Jordan is due to leave the SNB in September after 12 years at its head. A successor has yet to be announced.
Swiss inflation fell to its lowest level in two-and-a-half years in February, at 1.2 per cent. The Swiss economy was largely spared the effects of steep price rises felt elsewhere in the developed world over the past two years. Inflation in the wealthy Alpine nation peaked in August 2022 at 3.5 per cent.
Economists had expected the SNB to hold rates steady on Thursday, though a minority had predicted a surprise cut, citing the bank’s history of making bold decisions.
A weakening franc this year led many to believe the SNB would hold off on cutting its base rate until the summer.
Citing nine consecutive months of inflation being on-target, analysts at Capital Economics said focus on the franc was overplayed, however.
“The SNB has spent most of the last 15 years worrying about the franc being overvalued and the franc is still very strong, even if it was down from the end of last year,” they noted, having predicted the quarter-point cut to rates.

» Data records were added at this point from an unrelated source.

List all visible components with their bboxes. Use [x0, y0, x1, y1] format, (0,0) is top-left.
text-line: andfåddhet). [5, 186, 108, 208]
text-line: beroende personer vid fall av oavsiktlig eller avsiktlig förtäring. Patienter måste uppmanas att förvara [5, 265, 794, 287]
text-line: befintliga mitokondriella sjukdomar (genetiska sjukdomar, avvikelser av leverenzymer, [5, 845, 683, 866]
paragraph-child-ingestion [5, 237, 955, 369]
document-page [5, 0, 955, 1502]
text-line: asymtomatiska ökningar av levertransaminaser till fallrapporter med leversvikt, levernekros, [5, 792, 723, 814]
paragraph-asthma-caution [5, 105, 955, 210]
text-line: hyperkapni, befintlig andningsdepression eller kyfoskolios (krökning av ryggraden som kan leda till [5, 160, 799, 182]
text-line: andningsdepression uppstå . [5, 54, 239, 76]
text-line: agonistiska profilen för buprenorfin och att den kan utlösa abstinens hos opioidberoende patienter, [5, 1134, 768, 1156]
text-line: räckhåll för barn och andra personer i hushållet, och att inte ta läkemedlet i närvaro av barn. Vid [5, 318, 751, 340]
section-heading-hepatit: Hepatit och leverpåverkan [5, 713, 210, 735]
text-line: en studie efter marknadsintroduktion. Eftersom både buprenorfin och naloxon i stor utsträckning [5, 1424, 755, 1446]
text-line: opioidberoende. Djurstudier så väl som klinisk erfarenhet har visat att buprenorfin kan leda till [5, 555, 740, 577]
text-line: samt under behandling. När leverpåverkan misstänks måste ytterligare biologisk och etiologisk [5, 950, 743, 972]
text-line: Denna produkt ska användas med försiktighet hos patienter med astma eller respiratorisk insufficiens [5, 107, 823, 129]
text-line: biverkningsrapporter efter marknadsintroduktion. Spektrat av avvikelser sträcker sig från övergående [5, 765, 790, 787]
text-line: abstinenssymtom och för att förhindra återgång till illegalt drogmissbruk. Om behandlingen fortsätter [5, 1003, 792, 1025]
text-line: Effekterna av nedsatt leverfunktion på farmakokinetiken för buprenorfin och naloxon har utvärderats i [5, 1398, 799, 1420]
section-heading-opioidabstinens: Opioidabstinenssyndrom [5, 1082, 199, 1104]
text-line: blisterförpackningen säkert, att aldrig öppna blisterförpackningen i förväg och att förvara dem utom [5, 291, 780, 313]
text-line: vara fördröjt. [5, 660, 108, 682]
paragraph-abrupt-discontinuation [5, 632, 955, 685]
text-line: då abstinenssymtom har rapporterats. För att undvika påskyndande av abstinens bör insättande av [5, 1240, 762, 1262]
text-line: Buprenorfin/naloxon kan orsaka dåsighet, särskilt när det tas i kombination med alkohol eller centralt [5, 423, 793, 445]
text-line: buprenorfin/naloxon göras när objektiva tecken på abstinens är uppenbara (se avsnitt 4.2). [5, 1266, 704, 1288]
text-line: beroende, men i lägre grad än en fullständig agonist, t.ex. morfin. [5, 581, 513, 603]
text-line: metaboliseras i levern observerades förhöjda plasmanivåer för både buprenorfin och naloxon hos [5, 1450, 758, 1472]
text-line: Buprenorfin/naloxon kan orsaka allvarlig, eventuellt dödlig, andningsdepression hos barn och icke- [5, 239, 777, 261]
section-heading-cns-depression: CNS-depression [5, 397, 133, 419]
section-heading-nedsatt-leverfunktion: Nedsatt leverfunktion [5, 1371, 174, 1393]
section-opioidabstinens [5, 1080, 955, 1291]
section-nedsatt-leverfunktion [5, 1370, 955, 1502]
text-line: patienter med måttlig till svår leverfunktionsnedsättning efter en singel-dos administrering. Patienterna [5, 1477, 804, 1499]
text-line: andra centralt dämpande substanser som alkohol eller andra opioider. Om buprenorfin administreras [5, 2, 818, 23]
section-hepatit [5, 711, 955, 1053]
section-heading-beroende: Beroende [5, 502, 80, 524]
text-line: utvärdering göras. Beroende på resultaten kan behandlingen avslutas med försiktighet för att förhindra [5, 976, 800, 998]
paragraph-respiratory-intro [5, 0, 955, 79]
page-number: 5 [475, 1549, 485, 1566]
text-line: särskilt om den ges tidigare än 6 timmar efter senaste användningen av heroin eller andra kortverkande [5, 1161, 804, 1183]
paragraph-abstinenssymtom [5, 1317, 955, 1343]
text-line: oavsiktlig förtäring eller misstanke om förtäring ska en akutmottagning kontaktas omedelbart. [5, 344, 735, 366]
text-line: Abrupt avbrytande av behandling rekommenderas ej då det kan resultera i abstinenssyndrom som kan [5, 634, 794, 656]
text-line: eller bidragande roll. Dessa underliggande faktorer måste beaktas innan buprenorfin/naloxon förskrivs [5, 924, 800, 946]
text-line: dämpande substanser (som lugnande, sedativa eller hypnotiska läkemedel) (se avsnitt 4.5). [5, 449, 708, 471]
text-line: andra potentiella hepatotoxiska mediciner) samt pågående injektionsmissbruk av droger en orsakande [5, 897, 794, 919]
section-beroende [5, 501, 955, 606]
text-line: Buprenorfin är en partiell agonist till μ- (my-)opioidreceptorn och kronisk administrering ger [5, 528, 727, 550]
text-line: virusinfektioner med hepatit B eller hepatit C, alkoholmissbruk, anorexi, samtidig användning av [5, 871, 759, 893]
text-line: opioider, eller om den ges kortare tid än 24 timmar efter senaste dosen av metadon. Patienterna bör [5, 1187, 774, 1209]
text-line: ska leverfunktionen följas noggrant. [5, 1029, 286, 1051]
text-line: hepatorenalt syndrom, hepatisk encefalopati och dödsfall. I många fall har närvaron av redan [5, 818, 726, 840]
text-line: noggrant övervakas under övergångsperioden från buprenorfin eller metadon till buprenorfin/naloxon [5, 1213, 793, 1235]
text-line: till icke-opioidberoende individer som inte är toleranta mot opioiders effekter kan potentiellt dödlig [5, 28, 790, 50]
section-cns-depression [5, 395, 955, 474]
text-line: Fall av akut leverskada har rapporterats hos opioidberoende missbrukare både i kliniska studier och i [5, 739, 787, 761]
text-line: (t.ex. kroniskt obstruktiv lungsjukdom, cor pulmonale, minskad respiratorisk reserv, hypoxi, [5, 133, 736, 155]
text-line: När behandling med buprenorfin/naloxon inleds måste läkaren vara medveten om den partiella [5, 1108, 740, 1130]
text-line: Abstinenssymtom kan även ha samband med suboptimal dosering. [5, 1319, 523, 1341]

“We forecast the SNB to cut rates at the September and December meetings taking the policy rate to 1 per cent, where we think it will remain throughout 2025 and 2026,” said Adrian Prettejohn, an economist at the research group.
Speaking in Bern at a press conference following the decision, Jordan cited concerns about Swiss economic growth playing a role in the decision to cut rates.
“The weak demand from abroad and the appreciation of the Swiss franc in real terms over the past year are having a dampening effect,” he said. The franc hit an all-time high against the euro in late December. Its strength constrains Switzerland’s manufacturing industry, making its products more costly for foreign consumers.